Known issues

This section lists known issues that you might run into while using the Management Console service.

CB-6924 Workaround for ZooKeeper external volume bug

In the current version of CDP, ZooKeeper might be configured to write to CDP's root disk which is too small to accommodate the ZooKeeper data. To correct this issue, you need to reconfigure ZooKeeper to write to an external volume and move any ZooKeeper data to that volume.

To check if ZooKeeper is configured to use an external volume, complete the following:

  1. Open ZooKeeper and navigate to: ZooKeeper menu item -> Configuration tab -> Filter to Server.
  2. If the dataDir and dataLogDir fields contain /hadoopfs/fs1/zookeeper you do not need to do anything.
  3. If the fields contain any other values, you must reconfigure ZooKeeper.

To reconfigure ZooKeeper, complete the following:

  1. ssh into the machine where the ZooKeeper server is running .
  2. Run the following command to change the user:

    sudo -su zookeeper

  3. Run the following command:

    cp -R /var/lib/zookeeper/ /hadoopfs/fs1/zookeeper

  4. Open the cluster from the Cloudbreak user interface.
  5. Log into the Clouder Manager user interface.
  6. Find ZooKeeper on the Cloudera Manager page and navigate to the configuration with either the Search box or select it from the side menu: ZooKeeper menu item -> Configuration tab -> Filter to Server.
  7. Change the following properties:
    dataDir: /hadoopfs/fs1/zookeeper
    dataLogDir: /hadoopfs/fs1/zookeeper
  8. Save your changes
  9. Restart the Stale configuration

    You do not need to redeploy ZooKeeper.
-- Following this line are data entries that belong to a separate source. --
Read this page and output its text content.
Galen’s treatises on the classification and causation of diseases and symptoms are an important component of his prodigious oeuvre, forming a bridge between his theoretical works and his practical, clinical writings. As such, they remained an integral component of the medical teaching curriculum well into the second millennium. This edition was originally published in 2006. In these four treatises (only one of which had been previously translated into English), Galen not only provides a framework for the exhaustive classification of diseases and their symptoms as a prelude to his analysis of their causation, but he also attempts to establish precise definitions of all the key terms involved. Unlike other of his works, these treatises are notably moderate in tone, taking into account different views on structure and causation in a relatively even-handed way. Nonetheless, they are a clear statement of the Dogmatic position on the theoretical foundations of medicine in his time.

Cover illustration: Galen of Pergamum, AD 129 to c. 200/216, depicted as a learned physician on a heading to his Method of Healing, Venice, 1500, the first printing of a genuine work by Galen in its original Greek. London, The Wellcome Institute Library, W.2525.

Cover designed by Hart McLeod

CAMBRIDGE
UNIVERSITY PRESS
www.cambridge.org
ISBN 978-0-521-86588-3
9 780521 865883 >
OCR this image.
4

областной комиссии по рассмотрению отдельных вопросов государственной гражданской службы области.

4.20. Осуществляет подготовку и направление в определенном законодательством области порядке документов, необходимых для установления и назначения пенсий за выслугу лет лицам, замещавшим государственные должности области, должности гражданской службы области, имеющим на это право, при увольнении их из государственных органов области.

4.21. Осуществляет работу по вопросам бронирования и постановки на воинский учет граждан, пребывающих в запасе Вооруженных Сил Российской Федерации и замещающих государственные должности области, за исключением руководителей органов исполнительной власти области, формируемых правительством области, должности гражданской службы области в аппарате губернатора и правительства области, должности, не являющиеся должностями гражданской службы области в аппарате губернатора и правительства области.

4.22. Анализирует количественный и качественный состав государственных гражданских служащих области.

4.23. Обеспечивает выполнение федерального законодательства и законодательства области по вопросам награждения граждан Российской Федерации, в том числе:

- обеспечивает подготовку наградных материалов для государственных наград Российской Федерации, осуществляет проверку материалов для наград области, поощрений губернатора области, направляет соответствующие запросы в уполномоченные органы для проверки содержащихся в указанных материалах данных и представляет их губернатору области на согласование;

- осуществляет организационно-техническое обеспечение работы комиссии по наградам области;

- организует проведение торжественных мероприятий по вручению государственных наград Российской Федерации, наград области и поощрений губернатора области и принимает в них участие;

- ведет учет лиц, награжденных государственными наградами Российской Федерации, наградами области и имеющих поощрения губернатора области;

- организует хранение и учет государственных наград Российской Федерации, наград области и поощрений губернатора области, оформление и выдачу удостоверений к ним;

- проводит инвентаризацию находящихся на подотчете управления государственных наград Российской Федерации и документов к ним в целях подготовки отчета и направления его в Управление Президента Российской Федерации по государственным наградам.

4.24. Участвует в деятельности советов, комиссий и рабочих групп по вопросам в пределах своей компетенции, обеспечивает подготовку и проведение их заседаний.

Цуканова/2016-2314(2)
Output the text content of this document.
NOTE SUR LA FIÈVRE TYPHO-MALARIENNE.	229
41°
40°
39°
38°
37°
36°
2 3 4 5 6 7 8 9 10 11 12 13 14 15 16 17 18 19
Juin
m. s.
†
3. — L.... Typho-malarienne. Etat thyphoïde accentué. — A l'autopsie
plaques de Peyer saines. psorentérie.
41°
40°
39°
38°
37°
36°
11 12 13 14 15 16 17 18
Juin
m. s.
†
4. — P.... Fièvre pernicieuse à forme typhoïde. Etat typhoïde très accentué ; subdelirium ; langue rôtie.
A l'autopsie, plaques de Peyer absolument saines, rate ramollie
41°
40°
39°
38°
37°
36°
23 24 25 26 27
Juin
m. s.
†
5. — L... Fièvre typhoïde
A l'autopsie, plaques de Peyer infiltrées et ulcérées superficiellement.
CB-3876 Data Warehouse and Machine Learning create security groups

Problem: When during environment registration you choose to use your own security groups, the Data Warehouse and Machine Learning services do not use these security groups but create their own.

Workaround: There is no workaround.

CRB-971 Data Warehouse creates IAM, S3, and DynamoDB resources

Problem: The Data Warehouse service creates its own S3 buckets, DynamoDB tables, and IAM roles and policies. It does not use the environment's S3 bucket(s), DynamoDB table, and IAM roles and policies.

Workaround: There is no workaround.

CB-4176 Data Lake cluster repair fails after manual stop

Problem: Data Lake cluster repair fails after an instance has been stopped manually via AWS console or AWS CLI.

Workaround: After stopping a cluster instance manually, restart it manually via the AWS console or AWS CLI, and then use the Sync option in CDP to sync instance state.

CB-2813 Environment with ML workspaces in it can be deleted

Problem: When deleting an environment that uses a customer-created VPC and subnets, there is no mechanism in place to check for any existing ML workspaces running within the environment. As a result, an environment can be deleted when ML workspaces are currently running in it.

Workaround: If using an environment created within your existing VPC and subnets, prior to deleting an environment, ensure that there are no ML workspaces running within the environment.

CB-3459 Subnet dependency error when deleting an environment

Problem: When deleting an environment that uses a VPC and subnets created by CDP, the environment deletion fails with an error similar to:
com.sequenceiq.cloudbreak.cloud.exception.CloudConnectorException: AWS CloudFormation stack reached an error state: DELETE_FAILED reason: The subnet 'subnet-05606fd72fda58c8c' has dependencies and cannot be deleted. (Service: AmazonEC2; Status Code: 400; Error Code: DependencyViolation; Request ID: da9a7fe0-ac43-467e-9942-94f10e6bd2b7)
This error occurs if there are resources such as instances used for Data Warehouse, or Machine Learning cluster nodes that were not deleted prior to environment termination.

Workaround: Prior to terminating an environment, you must terminate all clusters running within that environment.

CB-4248 Expired certificate causes untrusted connection warning

Problem: CDP automatically generates an SSL certificate for every Data Lake and Data Hub cluster. There are two possibilities:
  • By default, CDP generates a trusted certificate valid for 3 months.
  • If generating a trusted certificate fails, CDO generates a self-signed certificate valid for 2 years.

In the first case, if your cluster stays active for over 3 months, the trusted certificate will expire and you will see an "untrusted connection", warning when trying to access cluster UIs from your browser.

Workaround: To fix this, you should generate a new certificate by using the following steps:
  1. Use the Renew certificate UI option:
    • For Data Lake - Click the Renew certificate button on the Data Lake details page.
    • For Data Hub - Click Actions > Renew certificate on Data Hub cluster details page.

    During certificate renewal, several related messages will be written to Event History. Once the certificate renewal has been completed, the following message appears: "Renewal of the cluster's certificate finished."

  2. Additionally, if your cluster was created prior to December 19, you need to perform the following manual steps:
    1. SSH to the Knox gateway host on your cluster.
    2. Run the hostname command to get your domain name.
    3. Run the following commands (just replace the domain name test-master.dev.cldr.work with your correct, fully-qualified domain name):
      sudo sh -c '/opt/salt_2017.7.5/bin/salt --out=newline_values_only 'test-master.dev.cldr.work' pillar.get gateway:userfacingcert > /etc/certs-user-facing/server.pem'
      sudo systemctl reload nginx.service